The function you called returns deviance residuals by default. (resid
is an alias of residuals
which when called on a gam
object invokes residuals.gam
; see its help)
These are typically considerably more normal looking than raw residuals ($y_i-\hat{\mu_i}$).
For a gamma random variable, the deviance residuals would be
$r_D(i)=\operatorname{sign}(y_i-\hat{\mu}_i)\sqrt{-2\nu [\log(\frac{y_i}{\hat{\mu}_i})-\frac{y_i-\hat{\mu}_i}{\hat{\mu}_i}]}$
(though presumably it would be estimating $\nu$ from the deviance)
In particular, for your model, $\hat{\mu}_i$ will be $\bar y$, and since the sample size is very large we might reasonably approximate it by $\mu$.
If you look at the function $t(x)=\operatorname{sign}(x-1)\sqrt{x-\log(x)-1}$, in the vicinity of $1$ (NB $r_D(i) \propto t(y_i/\hat{\mu}_i)$), it's rather similar to (a linear transformation of) a cube root:

The cube root is an approximate symmetrizing transformation for the gamma, sometimes called the Wilson-Hilferty transformation); note that Anscombe residuals for the gamma are $3(\sqrt[3]{x} - 1)$ applied to $y/\hat\mu$. Both transformations ($t$ and the cube root) would be expected to produce close-to-normal results for gamma variates.
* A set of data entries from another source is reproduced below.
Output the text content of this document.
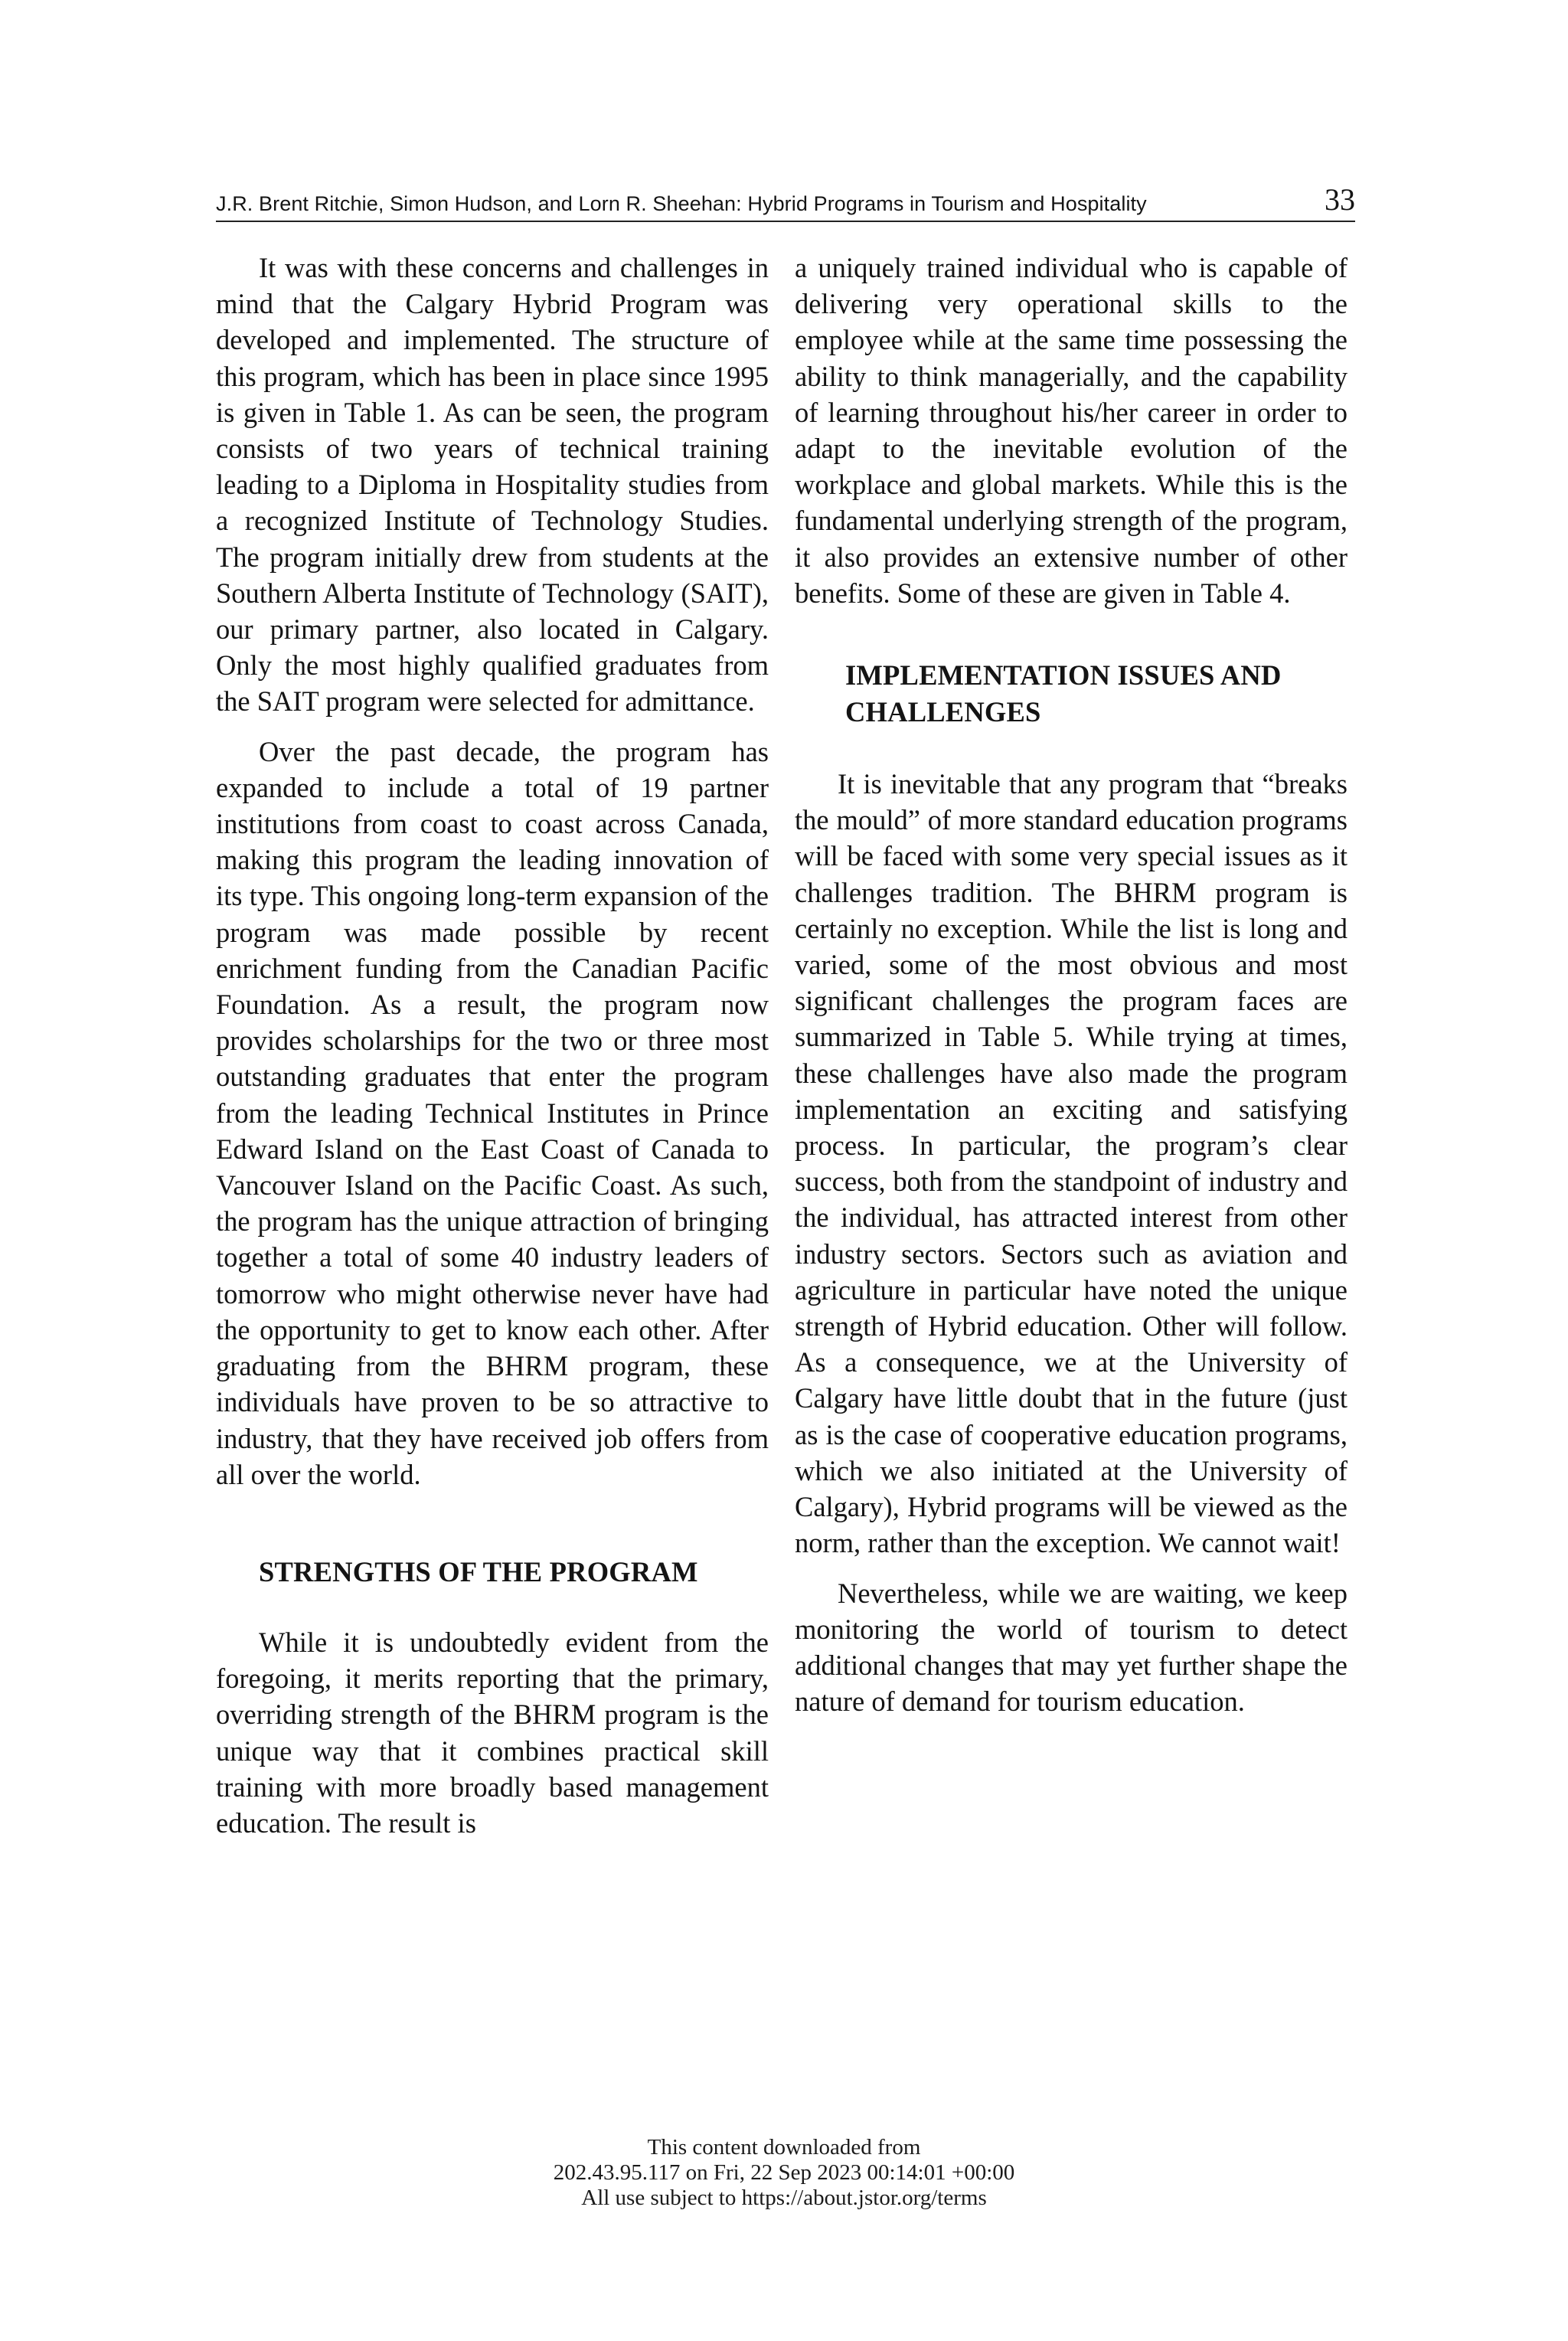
J.R. Brent Ritchie, Simon Hudson, and Lorn R. Sheehan: Hybrid Programs in Tourism and Hospitality	33

It was with these concerns and challenges in mind that the Calgary Hybrid Program was developed and implemented. The structure of this program, which has been in place since 1995 is given in Table 1. As can be seen, the program consists of two years of technical training leading to a Diploma in Hospitality studies from a recognized Institute of Technology Studies. The program initially drew from students at the Southern Alberta Institute of Technology (SAIT), our primary partner, also located in Calgary. Only the most highly qualified graduates from the SAIT program were selected for admittance.

Over the past decade, the program has expanded to include a total of 19 partner institutions from coast to coast across Canada, making this program the leading innovation of its type. This ongoing long-term expansion of the program was made possible by recent enrichment funding from the Canadian Pacific Foundation. As a result, the program now provides scholarships for the two or three most outstanding graduates that enter the program from the leading Technical Institutes in Prince Edward Island on the East Coast of Canada to Vancouver Island on the Pacific Coast. As such, the program has the unique attraction of bringing together a total of some 40 industry leaders of tomorrow who might otherwise never have had the opportunity to get to know each other. After graduating from the BHRM program, these individuals have proven to be so attractive to industry, that they have received job offers from all over the world.

STRENGTHS OF THE PROGRAM

While it is undoubtedly evident from the foregoing, it merits reporting that the primary, overriding strength of the BHRM program is the unique way that it combines practical skill training with more broadly based management education. The result is

a uniquely trained individual who is capable of delivering very operational skills to the employee while at the same time possessing the ability to think managerially, and the capability of learning throughout his/her career in order to adapt to the inevitable evolution of the workplace and global markets. While this is the fundamental underlying strength of the program, it also provides an extensive number of other benefits. Some of these are given in Table 4.

IMPLEMENTATION ISSUES AND CHALLENGES

It is inevitable that any program that “breaks the mould” of more standard education programs will be faced with some very special issues as it challenges tradition. The BHRM program is certainly no exception. While the list is long and varied, some of the most obvious and most significant challenges the program faces are summarized in Table 5. While trying at times, these challenges have also made the program implementation an exciting and satisfying process. In particular, the program’s clear success, both from the standpoint of industry and the individual, has attracted interest from other industry sectors. Sectors such as aviation and agriculture in particular have noted the unique strength of Hybrid education. Other will follow. As a consequence, we at the University of Calgary have little doubt that in the future (just as is the case of cooperative education programs, which we also initiated at the University of Calgary), Hybrid programs will be viewed as the norm, rather than the exception. We cannot wait!

Nevertheless, while we are waiting, we keep monitoring the world of tourism to detect additional changes that may yet further shape the nature of demand for tourism education.

This content downloaded from
202.43.95.117 on Fri, 22 Sep 2023 00:14:01 +00:00
All use subject to https://about.jstor.org/terms
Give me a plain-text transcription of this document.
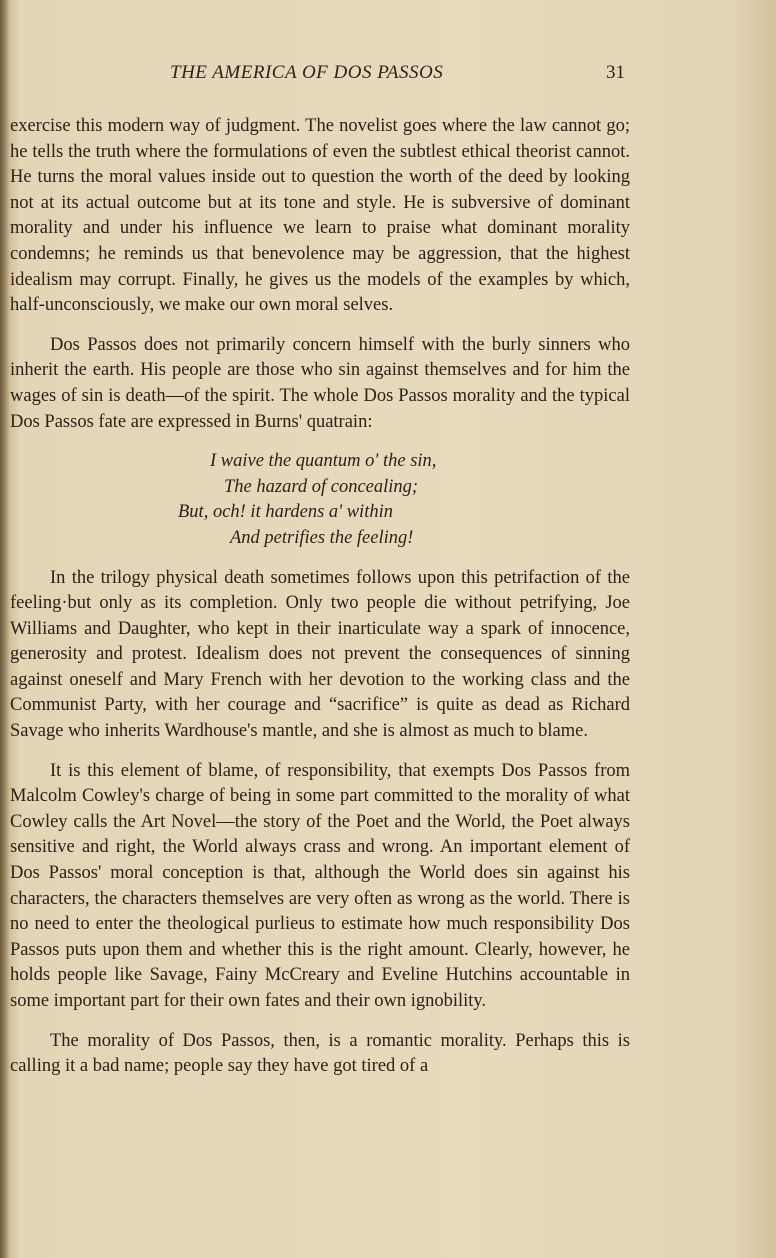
THE AMERICA OF DOS PASSOS	31

exercise this modern way of judgment. The novelist goes where the law cannot go; he tells the truth where the formulations of even the subtlest ethical theorist cannot. He turns the moral values inside out to question the worth of the deed by looking not at its actual outcome but at its tone and style. He is subversive of dominant morality and under his influence we learn to praise what dominant morality condemns; he reminds us that benevolence may be aggression, that the highest idealism may corrupt. Finally, he gives us the models of the examples by which, half-unconsciously, we make our own moral selves.

Dos Passos does not primarily concern himself with the burly sinners who inherit the earth. His people are those who sin against themselves and for him the wages of sin is death—of the spirit. The whole Dos Passos morality and the typical Dos Passos fate are expressed in Burns' quatrain:

I waive the quantum o' the sin,
The hazard of concealing;
But, och! it hardens a' within
And petrifies the feeling!

In the trilogy physical death sometimes follows upon this petrifaction of the feeling·but only as its completion. Only two people die without petrifying, Joe Williams and Daughter, who kept in their inarticulate way a spark of innocence, generosity and protest. Idealism does not prevent the consequences of sinning against oneself and Mary French with her devotion to the working class and the Communist Party, with her courage and “sacrifice” is quite as dead as Richard Savage who inherits Wardhouse's mantle, and she is almost as much to blame.

It is this element of blame, of responsibility, that exempts Dos Passos from Malcolm Cowley's charge of being in some part committed to the morality of what Cowley calls the Art Novel—the story of the Poet and the World, the Poet always sensitive and right, the World always crass and wrong. An important element of Dos Passos' moral conception is that, although the World does sin against his characters, the characters themselves are very often as wrong as the world. There is no need to enter the theological purlieus to estimate how much responsibility Dos Passos puts upon them and whether this is the right amount. Clearly, however, he holds people like Savage, Fainy McCreary and Eveline Hutchins accountable in some important part for their own fates and their own ignobility.

The morality of Dos Passos, then, is a romantic morality. Perhaps this is calling it a bad name; people say they have got tired of a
(in implementation $r_D(i)$ may also be adjusted for the observation's influence on its own fitted value by dividing by $\sqrt{1-h_{ii}}$ -- however those are constant for your examples)
In the case of the scaled-t (which is not exponential family), it's not immediately clear from the residuals.gam
function what residuals are being used in that case, but it would not be surprising if they were similarly a kind that would be more normal-looking than raw residuals.